Nor are we satisfied that there was any such evidence of duress or coercion by the husband as should avoid the wife’s act. Certainly she did not act under any fear of personal injury or grievous wrong. She had decided on the previous evening to secure her husband’s debt and thus stop the proceedings against him. Afterwards, during the night, the husband and wife had an excited and angry altercation upon the subject. He wanted her *486to secure the debt. She did not want to charge her own property for the payment. ' Finally, she suggested to wait until morning and see what plaintiff's attorney would do. In the morning, without any allusion to the scene of the previous night, the mode of security is agreed upon and the papers executed. She is glad it is settled, so as to give them time. Undoubtedly, the security was primarily given to oblige the husband and to stop the proceedings against him. It was also very likely in the interest of domestic harmony. Doubtless the possible consequences of continued legal proceedings on the judgment against the husband had their influence over the wife as well as the husband. But giving to these facts all the force possible, it will not come up to the point of legal coercion so as to avoid the wife’s deed.
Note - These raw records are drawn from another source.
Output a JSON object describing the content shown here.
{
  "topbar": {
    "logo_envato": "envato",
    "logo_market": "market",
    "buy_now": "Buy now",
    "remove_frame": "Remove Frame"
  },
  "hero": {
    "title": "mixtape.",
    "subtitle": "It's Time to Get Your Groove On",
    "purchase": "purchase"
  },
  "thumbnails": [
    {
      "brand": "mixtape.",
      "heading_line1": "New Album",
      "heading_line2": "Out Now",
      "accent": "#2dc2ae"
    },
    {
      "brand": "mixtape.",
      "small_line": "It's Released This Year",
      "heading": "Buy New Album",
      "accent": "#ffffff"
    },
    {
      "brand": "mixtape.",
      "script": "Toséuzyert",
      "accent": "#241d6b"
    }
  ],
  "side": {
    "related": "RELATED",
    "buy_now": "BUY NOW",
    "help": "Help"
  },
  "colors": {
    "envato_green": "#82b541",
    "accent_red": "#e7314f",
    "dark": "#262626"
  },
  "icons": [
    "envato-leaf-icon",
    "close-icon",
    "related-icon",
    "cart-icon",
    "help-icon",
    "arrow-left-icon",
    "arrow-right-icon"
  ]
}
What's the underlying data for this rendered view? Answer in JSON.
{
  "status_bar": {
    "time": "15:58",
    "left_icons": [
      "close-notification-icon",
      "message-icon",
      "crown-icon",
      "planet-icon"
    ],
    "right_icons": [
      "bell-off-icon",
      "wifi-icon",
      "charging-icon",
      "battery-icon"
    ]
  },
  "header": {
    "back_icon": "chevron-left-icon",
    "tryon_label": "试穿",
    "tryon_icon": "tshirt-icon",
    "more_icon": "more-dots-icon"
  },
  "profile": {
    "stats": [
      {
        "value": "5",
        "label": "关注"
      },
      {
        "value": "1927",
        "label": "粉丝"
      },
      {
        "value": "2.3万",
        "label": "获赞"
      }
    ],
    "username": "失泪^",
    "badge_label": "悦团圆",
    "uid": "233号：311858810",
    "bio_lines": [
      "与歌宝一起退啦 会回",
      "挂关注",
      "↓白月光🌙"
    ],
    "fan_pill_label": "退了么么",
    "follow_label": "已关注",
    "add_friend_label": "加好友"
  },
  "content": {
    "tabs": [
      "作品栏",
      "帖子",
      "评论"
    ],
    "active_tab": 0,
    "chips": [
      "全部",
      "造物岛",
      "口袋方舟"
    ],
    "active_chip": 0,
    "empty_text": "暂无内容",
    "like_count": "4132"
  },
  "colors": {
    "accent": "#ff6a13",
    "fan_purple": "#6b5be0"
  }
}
If the mortgage or a deed had been given to the husband by the wife, much slighter circumstances would invalidate it. 'Courts will watch carefully that the husband do not, by his marital control and influence, secure to himself his wife’s property. In such case undue influence alone may suffice to set aside the transfer. But in the present case duress and coercion must go to the extent of depriving the party of her free volition by reason of apprehension of personal injury or great wrong. Rexford v. Rexford (7 Lans., 6), decided in this department in 1872, is quite analogous to the present case, and seems decisive of it. The act of the wife in giving her notes and mortgage as collateral security for her husband’s debt was legal and valid in itself. The indebtedness of the husband was a sufficient consideration. (Union Dime Sav. Inst. v. Duryea, 67 N. Y., 84.)

For the reasons assigned this judgment must be reversed and a new trial granted, costs to abide the event.

LearNEd, P. J., and Follett, J., concurred.

Judgment reversed and new trial granted, costs to abide event.